If You Were Paying for Medical Care Yourself

Wouldn’t you be interested in getting the best value for money spent? In an interesting study documented in the Annals of Internal Medicine, the authors reviewed over 2,000 peer reviewed articles on new innovative therapies that included both cost and benefit in their analyses. While most of these increased cost and benefit, there were a few that saved a significant amount of money in exchange for a very small decrease in quality: savings from $122 to $12,000 in exchange for losses in
quality-adjusted life years of about eight hours to one week. Examples included doing percutaneous coronary interventions vs. more expensive open heart surgery, watchful waiting for inguinal hernias instead of routinely operating on them, and using drugs to treat reflux disease with symptomatic heartburn instead of laparoscopic surgery.

The point is that it’s possible to get good outcomes with cost-saving innovations, even if those outcomes are slightly less effective than more expensive options.

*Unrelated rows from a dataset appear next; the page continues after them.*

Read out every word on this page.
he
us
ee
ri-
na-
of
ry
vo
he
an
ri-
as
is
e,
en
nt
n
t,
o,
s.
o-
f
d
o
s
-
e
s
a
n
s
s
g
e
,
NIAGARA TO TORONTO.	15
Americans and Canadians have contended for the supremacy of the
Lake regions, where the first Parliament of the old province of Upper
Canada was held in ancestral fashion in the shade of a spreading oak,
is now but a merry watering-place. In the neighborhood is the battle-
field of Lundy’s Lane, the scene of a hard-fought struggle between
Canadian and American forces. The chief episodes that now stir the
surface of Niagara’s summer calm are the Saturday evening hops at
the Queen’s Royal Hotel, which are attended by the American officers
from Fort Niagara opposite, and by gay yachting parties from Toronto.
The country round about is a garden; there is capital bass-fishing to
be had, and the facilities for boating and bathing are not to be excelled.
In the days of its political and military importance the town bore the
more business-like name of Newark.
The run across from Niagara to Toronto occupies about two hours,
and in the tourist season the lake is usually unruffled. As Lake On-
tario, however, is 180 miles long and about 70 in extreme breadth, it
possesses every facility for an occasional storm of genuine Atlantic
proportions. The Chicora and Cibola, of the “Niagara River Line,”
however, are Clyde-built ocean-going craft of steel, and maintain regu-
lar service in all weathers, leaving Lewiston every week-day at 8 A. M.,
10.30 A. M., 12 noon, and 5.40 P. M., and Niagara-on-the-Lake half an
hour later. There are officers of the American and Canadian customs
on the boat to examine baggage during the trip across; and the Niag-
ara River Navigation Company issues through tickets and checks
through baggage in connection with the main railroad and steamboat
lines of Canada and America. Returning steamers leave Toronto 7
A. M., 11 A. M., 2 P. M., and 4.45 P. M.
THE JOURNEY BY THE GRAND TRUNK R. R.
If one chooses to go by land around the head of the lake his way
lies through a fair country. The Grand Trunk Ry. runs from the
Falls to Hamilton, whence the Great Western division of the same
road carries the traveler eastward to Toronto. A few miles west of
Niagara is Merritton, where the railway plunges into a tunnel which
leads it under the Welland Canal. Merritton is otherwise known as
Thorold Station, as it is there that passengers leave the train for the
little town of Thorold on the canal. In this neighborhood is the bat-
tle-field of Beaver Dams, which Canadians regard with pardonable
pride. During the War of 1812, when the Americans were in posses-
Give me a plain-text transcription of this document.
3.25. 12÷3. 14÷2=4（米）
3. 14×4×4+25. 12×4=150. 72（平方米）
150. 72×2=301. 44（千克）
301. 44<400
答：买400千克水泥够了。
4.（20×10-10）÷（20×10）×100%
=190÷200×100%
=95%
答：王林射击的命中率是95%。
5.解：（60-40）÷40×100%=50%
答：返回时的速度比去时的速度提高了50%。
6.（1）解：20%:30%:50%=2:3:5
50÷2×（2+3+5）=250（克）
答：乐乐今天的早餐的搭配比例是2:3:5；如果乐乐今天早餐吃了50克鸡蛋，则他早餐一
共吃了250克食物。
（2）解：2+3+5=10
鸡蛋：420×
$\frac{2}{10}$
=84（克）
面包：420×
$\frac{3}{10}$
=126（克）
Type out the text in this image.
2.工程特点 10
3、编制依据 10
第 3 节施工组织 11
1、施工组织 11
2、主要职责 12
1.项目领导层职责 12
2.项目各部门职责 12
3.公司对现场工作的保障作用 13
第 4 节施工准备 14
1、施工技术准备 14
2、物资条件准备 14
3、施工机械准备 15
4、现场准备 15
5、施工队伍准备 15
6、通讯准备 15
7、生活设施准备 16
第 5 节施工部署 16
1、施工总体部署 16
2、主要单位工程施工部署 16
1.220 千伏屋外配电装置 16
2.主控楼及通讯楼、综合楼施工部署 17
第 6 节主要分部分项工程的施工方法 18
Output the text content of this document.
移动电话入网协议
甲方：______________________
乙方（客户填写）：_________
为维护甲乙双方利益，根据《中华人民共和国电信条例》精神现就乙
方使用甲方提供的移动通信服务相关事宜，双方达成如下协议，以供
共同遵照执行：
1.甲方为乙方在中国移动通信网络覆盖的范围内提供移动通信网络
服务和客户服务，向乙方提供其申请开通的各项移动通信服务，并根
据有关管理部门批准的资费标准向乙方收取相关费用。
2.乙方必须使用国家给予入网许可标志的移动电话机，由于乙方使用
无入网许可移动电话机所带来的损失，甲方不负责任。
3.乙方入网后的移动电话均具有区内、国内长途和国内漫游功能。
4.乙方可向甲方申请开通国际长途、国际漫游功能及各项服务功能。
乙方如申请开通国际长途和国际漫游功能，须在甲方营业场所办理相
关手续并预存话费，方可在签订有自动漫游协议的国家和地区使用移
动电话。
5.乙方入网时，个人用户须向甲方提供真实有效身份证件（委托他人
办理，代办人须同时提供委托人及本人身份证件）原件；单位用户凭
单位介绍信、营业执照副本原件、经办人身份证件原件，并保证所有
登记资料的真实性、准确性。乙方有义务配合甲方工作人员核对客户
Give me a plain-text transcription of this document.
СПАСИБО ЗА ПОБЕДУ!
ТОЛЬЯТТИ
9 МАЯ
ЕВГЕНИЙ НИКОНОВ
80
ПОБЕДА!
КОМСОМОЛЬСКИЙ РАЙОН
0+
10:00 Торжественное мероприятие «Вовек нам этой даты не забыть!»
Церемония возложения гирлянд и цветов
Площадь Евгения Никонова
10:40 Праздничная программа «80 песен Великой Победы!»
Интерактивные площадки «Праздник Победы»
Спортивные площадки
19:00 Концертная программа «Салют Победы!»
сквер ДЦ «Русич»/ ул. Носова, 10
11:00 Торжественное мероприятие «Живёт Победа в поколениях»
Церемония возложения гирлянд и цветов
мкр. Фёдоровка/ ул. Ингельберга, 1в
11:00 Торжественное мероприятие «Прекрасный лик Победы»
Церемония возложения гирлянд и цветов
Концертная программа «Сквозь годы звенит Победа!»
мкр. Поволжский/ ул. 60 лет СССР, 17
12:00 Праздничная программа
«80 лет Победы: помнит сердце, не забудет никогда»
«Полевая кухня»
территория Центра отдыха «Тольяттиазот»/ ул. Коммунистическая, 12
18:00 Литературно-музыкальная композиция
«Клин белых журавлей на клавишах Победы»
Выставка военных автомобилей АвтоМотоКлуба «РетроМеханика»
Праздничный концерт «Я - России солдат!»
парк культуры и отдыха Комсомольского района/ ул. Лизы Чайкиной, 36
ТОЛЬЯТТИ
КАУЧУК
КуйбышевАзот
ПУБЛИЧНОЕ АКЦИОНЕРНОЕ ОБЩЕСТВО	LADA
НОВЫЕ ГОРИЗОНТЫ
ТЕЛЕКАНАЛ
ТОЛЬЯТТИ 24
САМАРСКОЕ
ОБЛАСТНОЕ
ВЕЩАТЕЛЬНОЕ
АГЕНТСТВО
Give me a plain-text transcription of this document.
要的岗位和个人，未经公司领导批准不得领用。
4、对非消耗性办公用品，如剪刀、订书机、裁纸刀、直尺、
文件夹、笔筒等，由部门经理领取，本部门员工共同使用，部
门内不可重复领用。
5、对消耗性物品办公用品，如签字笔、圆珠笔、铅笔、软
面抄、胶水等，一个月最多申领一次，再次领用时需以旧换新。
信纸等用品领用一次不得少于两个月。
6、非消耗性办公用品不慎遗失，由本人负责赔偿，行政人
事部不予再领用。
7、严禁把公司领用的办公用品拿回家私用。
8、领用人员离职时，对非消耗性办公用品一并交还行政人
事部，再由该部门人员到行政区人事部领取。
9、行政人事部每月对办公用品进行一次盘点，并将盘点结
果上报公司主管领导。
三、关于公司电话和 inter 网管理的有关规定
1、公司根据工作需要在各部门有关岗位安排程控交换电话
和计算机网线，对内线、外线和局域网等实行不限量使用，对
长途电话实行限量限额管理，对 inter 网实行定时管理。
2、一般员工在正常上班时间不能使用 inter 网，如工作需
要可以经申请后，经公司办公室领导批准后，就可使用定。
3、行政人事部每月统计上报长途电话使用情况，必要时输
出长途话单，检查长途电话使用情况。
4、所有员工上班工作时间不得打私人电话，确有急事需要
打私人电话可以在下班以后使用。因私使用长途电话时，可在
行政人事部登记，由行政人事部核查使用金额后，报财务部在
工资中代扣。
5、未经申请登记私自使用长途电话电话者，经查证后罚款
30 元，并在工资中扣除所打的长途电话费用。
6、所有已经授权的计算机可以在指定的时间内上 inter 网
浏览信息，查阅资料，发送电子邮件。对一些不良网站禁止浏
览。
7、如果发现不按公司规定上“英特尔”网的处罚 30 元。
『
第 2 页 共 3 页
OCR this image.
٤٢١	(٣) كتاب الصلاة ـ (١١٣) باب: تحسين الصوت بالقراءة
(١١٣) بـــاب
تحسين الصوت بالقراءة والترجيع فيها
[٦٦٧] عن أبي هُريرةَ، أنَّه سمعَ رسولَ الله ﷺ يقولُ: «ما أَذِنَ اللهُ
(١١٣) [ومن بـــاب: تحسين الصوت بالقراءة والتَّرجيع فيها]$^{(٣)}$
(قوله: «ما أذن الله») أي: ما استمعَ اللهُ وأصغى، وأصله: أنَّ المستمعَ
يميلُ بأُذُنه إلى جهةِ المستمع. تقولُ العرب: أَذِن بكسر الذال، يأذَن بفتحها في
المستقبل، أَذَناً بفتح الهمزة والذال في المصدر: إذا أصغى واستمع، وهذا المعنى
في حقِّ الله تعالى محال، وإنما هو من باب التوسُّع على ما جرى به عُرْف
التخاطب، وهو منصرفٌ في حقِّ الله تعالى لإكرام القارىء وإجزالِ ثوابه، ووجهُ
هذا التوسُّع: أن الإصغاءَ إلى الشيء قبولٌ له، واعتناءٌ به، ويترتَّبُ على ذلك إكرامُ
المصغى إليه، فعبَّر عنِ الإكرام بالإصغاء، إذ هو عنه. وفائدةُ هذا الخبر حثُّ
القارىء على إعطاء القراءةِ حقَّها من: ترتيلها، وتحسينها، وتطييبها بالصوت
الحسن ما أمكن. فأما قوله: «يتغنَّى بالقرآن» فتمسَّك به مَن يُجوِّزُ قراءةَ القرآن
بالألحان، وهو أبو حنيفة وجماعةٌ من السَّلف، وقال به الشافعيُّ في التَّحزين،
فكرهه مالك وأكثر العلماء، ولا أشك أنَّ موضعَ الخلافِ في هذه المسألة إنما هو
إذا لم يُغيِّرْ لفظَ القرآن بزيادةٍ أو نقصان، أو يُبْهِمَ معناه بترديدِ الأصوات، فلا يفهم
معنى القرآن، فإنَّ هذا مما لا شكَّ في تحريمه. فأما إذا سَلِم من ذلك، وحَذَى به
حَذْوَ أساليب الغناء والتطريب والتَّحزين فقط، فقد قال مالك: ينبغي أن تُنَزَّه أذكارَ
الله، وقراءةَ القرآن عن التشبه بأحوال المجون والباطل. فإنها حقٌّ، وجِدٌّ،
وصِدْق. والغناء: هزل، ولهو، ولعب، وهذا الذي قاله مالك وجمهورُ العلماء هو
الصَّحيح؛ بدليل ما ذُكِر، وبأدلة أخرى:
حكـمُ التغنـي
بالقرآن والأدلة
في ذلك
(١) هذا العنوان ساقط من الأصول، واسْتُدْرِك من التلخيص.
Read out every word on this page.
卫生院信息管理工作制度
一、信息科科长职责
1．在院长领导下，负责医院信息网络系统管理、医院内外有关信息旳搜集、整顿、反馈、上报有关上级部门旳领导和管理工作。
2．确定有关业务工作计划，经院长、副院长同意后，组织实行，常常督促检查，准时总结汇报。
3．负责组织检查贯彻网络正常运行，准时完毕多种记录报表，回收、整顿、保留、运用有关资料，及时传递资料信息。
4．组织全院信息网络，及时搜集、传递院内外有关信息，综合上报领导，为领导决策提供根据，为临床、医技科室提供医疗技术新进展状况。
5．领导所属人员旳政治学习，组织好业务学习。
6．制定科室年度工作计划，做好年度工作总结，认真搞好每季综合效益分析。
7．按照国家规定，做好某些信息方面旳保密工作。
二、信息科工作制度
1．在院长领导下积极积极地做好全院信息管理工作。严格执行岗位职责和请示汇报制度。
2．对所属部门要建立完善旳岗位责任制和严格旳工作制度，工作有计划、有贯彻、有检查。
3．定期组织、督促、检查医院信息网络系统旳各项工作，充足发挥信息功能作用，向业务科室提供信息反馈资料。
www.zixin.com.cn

But will your doctor routinely inform you of the cost benefit of various options? No, primarily because you are not the one paying the bill. Instead, there is a “race to the top” in medical innovation, as plans pay for ever more expensive high tech innovations (and pass it along to you in the form of higher premiums). In other parts of the economy, consumers know the tradeoffs between cost and quality, and make purchasing decisions accordingly.

Given our fixation on getting a grip on stratospheric health care costs, maybe it’s time we think of ways to give consumers the option of spending far less money in exchange for giving up a slightly greater benefit. Perhaps then we would see who is really interested in “bending the cost curve.”